Rewa Revolutionises UAE Rent Payments with Digital Rewards Platform Launch

4 min
Rewa launches a UAE app replacing cheques with digital rent payments and rewards.
Backed by GCC investors, it blends property-sector muscle with tech ambition.
Tenants earn points for on-time rent, redeemable on travel, retail or future housing.
Landlords get automated tracking aligned with DLD/Ejari and cheque-like safeguards.
The firm plans UAE expansion, betting it can shift entrenched payment habits.
Paying rent in the UAE has long been, well… a bit of a faff. Cheques, manual follow-ups, stacks of paperwork. For something that eats up the biggest chunk of many people’s monthly income, the process has felt strangely old-school. That’s exactly the gap Rewa is trying to fill as it officially launches its digital rent payment and rewards app across the Emirates, following the close of a strategic seed round.
The startup secured backing from Qatar Development Bank, Plug and Play, Neocity Invest, Startup Wise Guys, Second Century Ventures (REACH MENA), and several senior executives from leading GCC real estate firms. Financial terms were not disclosed, but the investor mix alone signals serious intent. It’s a blend of institutional support and property-sector muscle, a combination that could prove spot on in a market like the UAE, where real estate is king.
Rewa’s pitch is straightforward: tenants shouldn’t just pay rent, they should get something back for it. Through its app, available on iOS and Android, users can pay via card or bank transfer and earn Rewa Points each time they settle rent on time. Those points can be redeemed with more than 150 local and global partners, spanning travel, groceries, retail, dining and lifestyle. In some cases, they can even be put towards future rent, utilities or longer-term housing goals with select UAE developers.

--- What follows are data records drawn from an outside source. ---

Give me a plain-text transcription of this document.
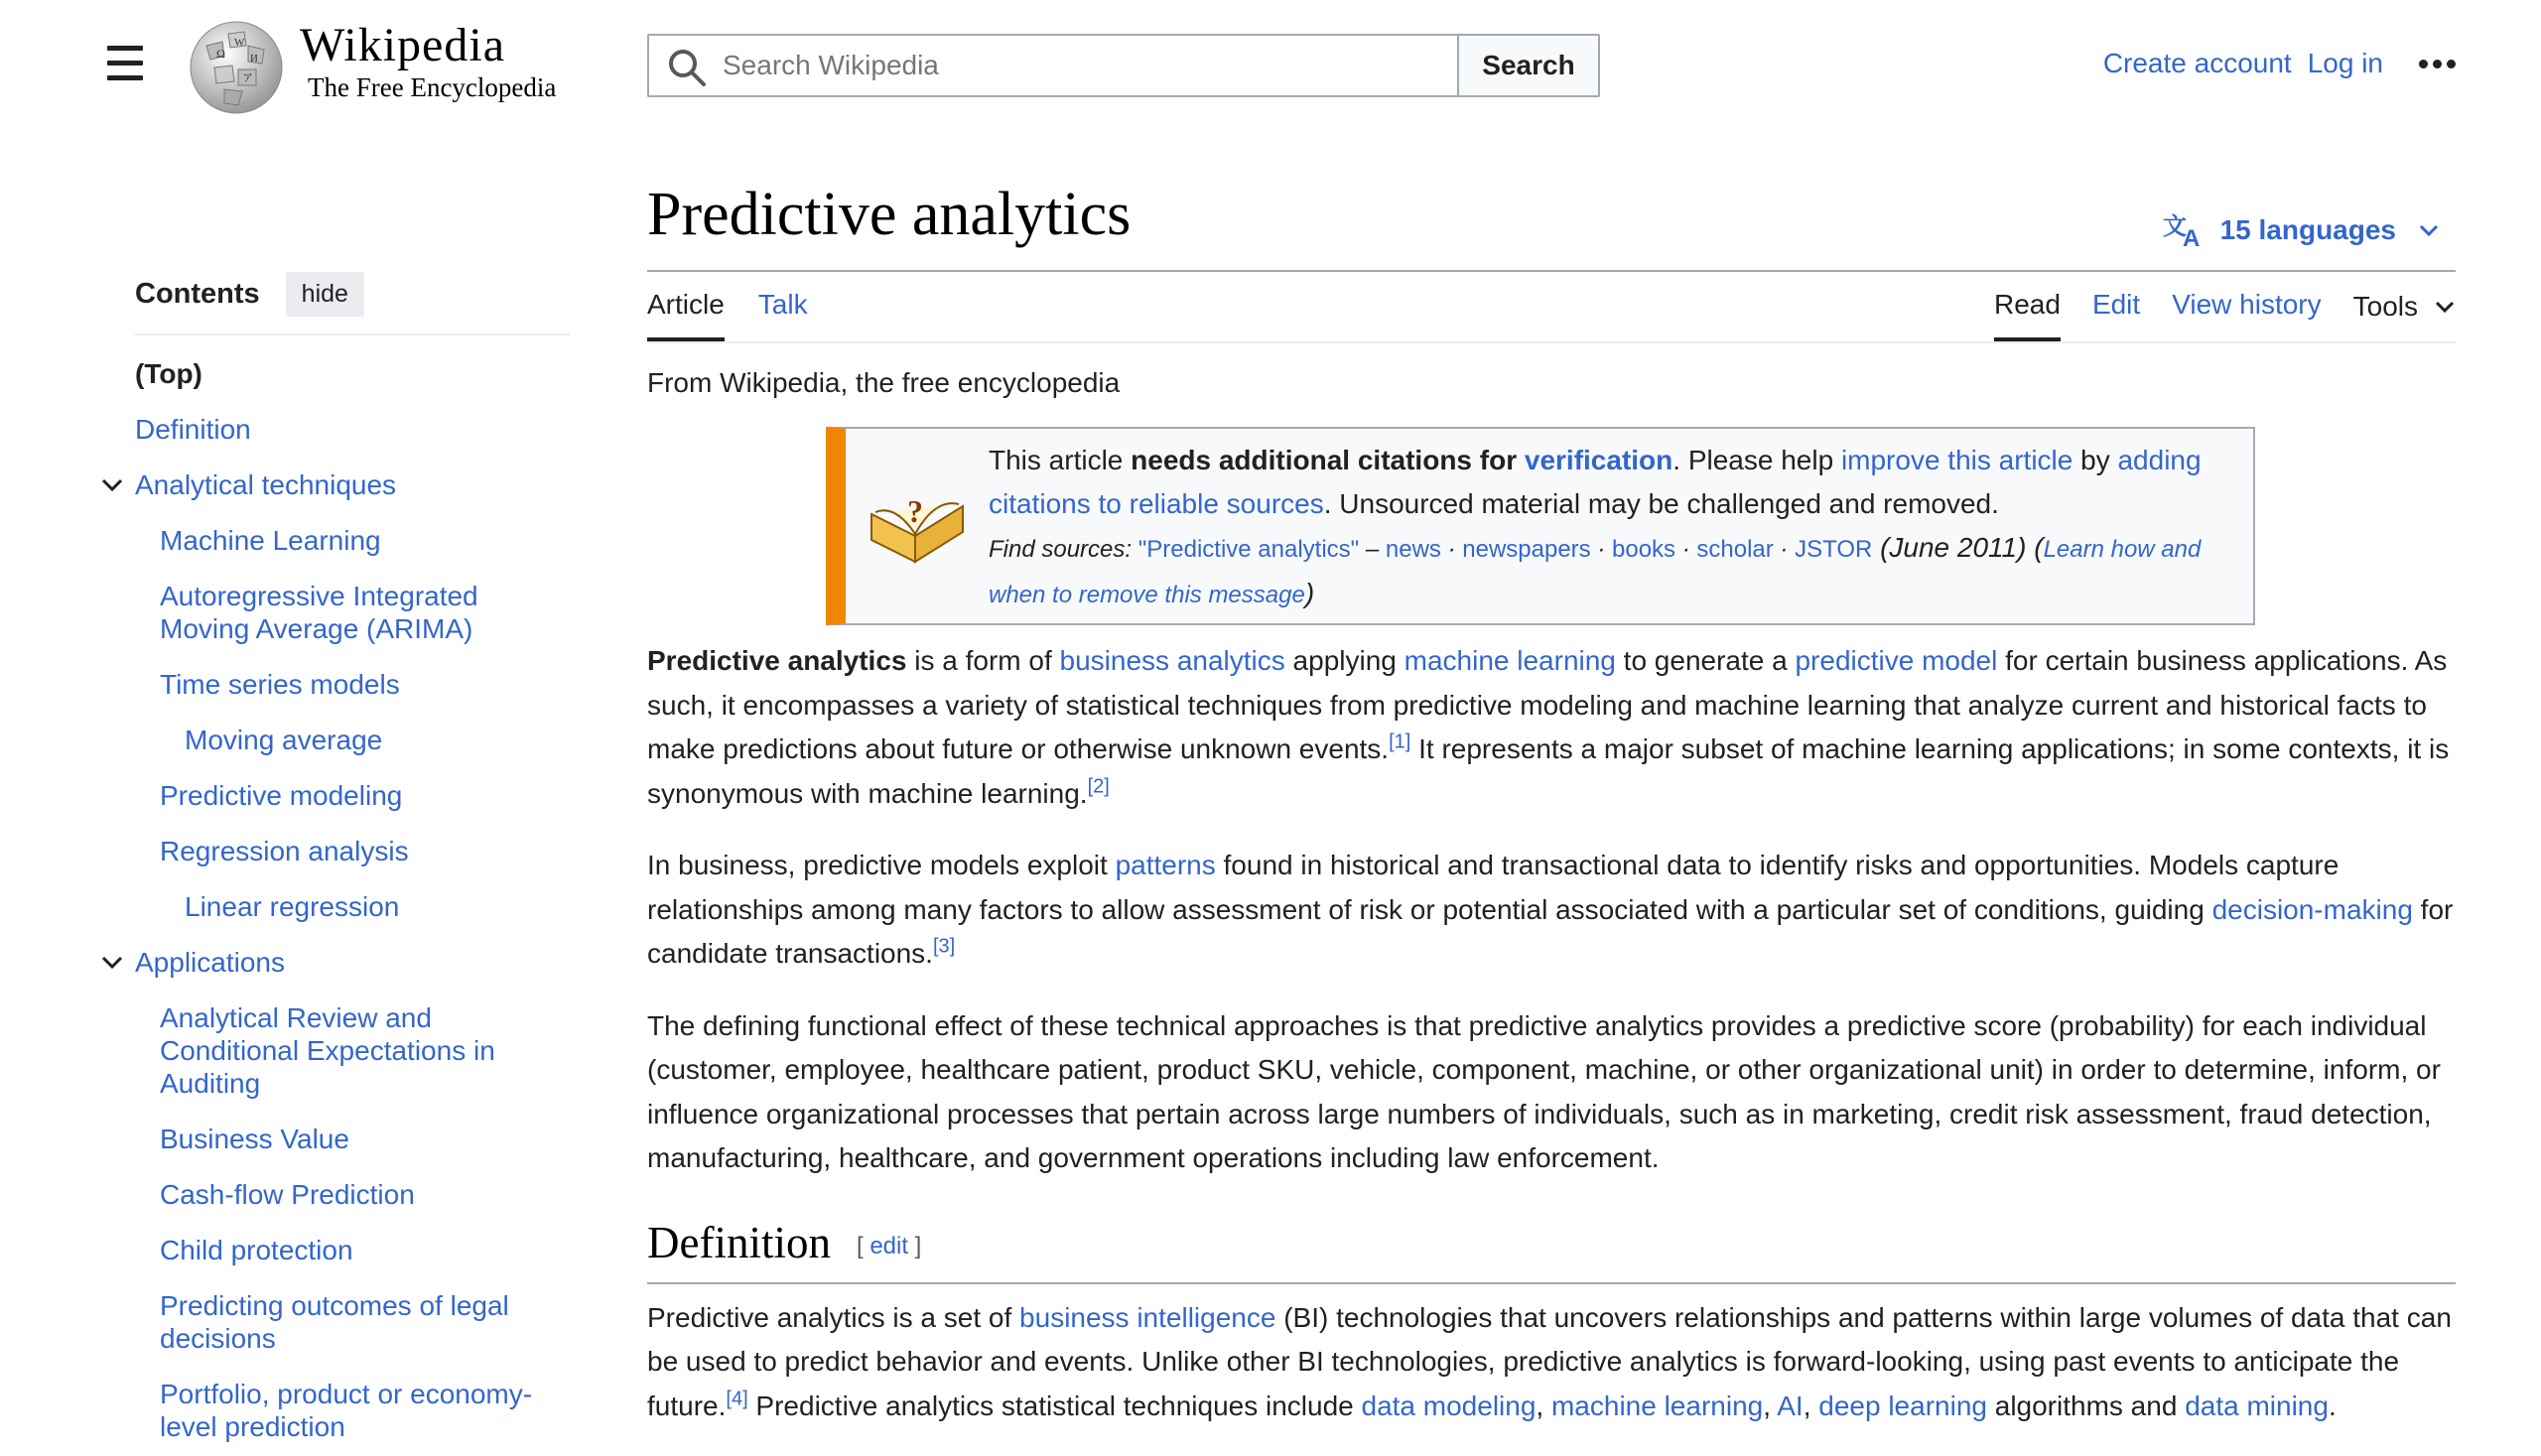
Ω
W
И
ア
Wikipedia
The Free Encyclopedia
Search Wikipedia
Search	Create account Log in
Contents	hide
(Top)
Definition
Analytical techniques
Machine Learning
Autoregressive Integrated Moving Average (ARIMA)
Time series models
Moving average
Predictive modeling
Regression analysis
Linear regression
Applications
Analytical Review and Conditional Expectations in Auditing
Business Value
Cash-flow Prediction
Child protection
Predicting outcomes of legal decisions
Portfolio, product or economy-level prediction
Predictive analytics	文
A 15 languages
Article Talk	Read Edit View history Tools
From Wikipedia, the free encyclopedia
?
This article needs additional citations for verification. Please help improve this article by adding citations to reliable sources. Unsourced material may be challenged and removed.
Find sources: "Predictive analytics" – news · newspapers · books · scholar · JSTOR (June 2011) (Learn how and when to remove this message)

Predictive analytics is a form of business analytics applying machine learning to generate a predictive model for certain business applications. As such, it encompasses a variety of statistical techniques from predictive modeling and machine learning that analyze current and historical facts to make predictions about future or otherwise unknown events.[1] It represents a major subset of machine learning applications; in some contexts, it is synonymous with machine learning.[2]

In business, predictive models exploit patterns found in historical and transactional data to identify risks and opportunities. Models capture relationships among many factors to allow assessment of risk or potential associated with a particular set of conditions, guiding decision-making for candidate transactions.[3]

The defining functional effect of these technical approaches is that predictive analytics provides a predictive score (probability) for each individual (customer, employee, healthcare patient, product SKU, vehicle, component, machine, or other organizational unit) in order to determine, inform, or influence organizational processes that pertain across large numbers of individuals, such as in marketing, credit risk assessment, fraud detection, manufacturing, healthcare, and government operations including law enforcement.

Definition [ edit ]

Predictive analytics is a set of business intelligence (BI) technologies that uncovers relationships and patterns within large volumes of data that can be used to predict behavior and events. Unlike other BI technologies, predictive analytics is forward-looking, using past events to anticipate the future.[4] Predictive analytics statistical techniques include data modeling, machine learning, AI, deep learning algorithms and data mining.
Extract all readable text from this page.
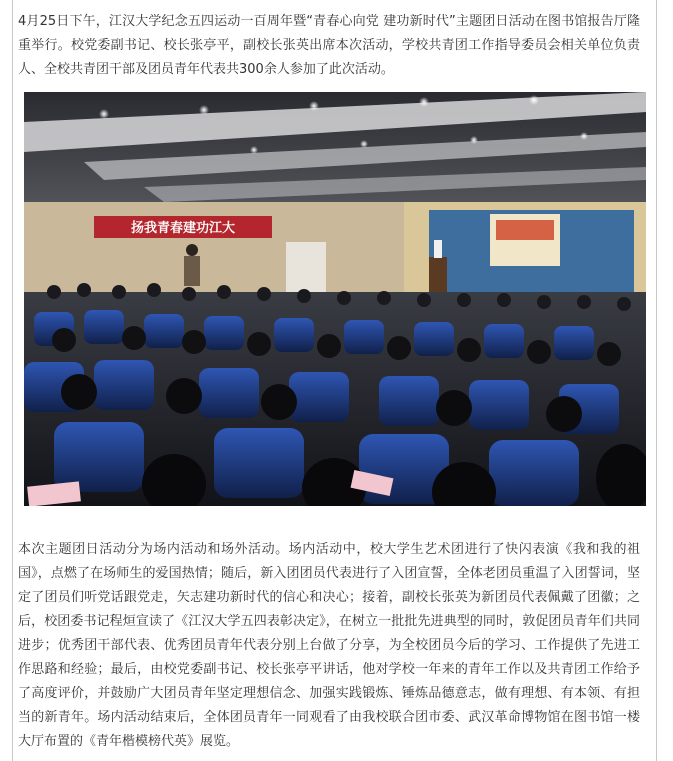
4月25日下午，江汉大学纪念五四运动一百周年暨“青春心向党 建功新时代”主题团日活动在图书馆报告厅隆重举行。校党委副书记、校长张亭平，副校长张英出席本次活动，学校共青团工作指导委员会相关单位负责人、全校共青团干部及团员青年代表共300余人参加了此次活动。

扬我青春建功江大

本次主题团日活动分为场内活动和场外活动。场内活动中，校大学生艺术团进行了快闪表演《我和我的祖国》，点燃了在场师生的爱国热情；随后，新入团团员代表进行了入团宣誓，全体老团员重温了入团誓词，坚定了团员们听党话跟党走，矢志建功新时代的信心和决心；接着，副校长张英为新团员代表佩戴了团徽；之后，校团委书记程烜宣读了《江汉大学五四表彰决定》，在树立一批批先进典型的同时，敦促团员青年们共同进步；优秀团干部代表、优秀团员青年代表分别上台做了分享，为全校团员今后的学习、工作提供了先进工作思路和经验；最后，由校党委副书记、校长张亭平讲话，他对学校一年来的青年工作以及共青团工作给予了高度评价，并鼓励广大团员青年坚定理想信念、加强实践锻炼、锤炼品德意志，做有理想、有本领、有担当的新青年。场内活动结束后，全体团员青年一同观看了由我校联合团市委、武汉革命博物馆在图书馆一楼大厅布置的《青年楷模榜代英》展览。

I still remember conversations with founders at regional meetups who joked that paying rent in Dubai feels like handing over money into a black hole. You pay, and that’s that. From Arageek’s perspective, startups that tackle everyday friction, especially in areas as fundamental as housing, tend to resonate strongly in the region. And believe it or not, loyalty mechanics borrowed from airlines and hotels might just work here too.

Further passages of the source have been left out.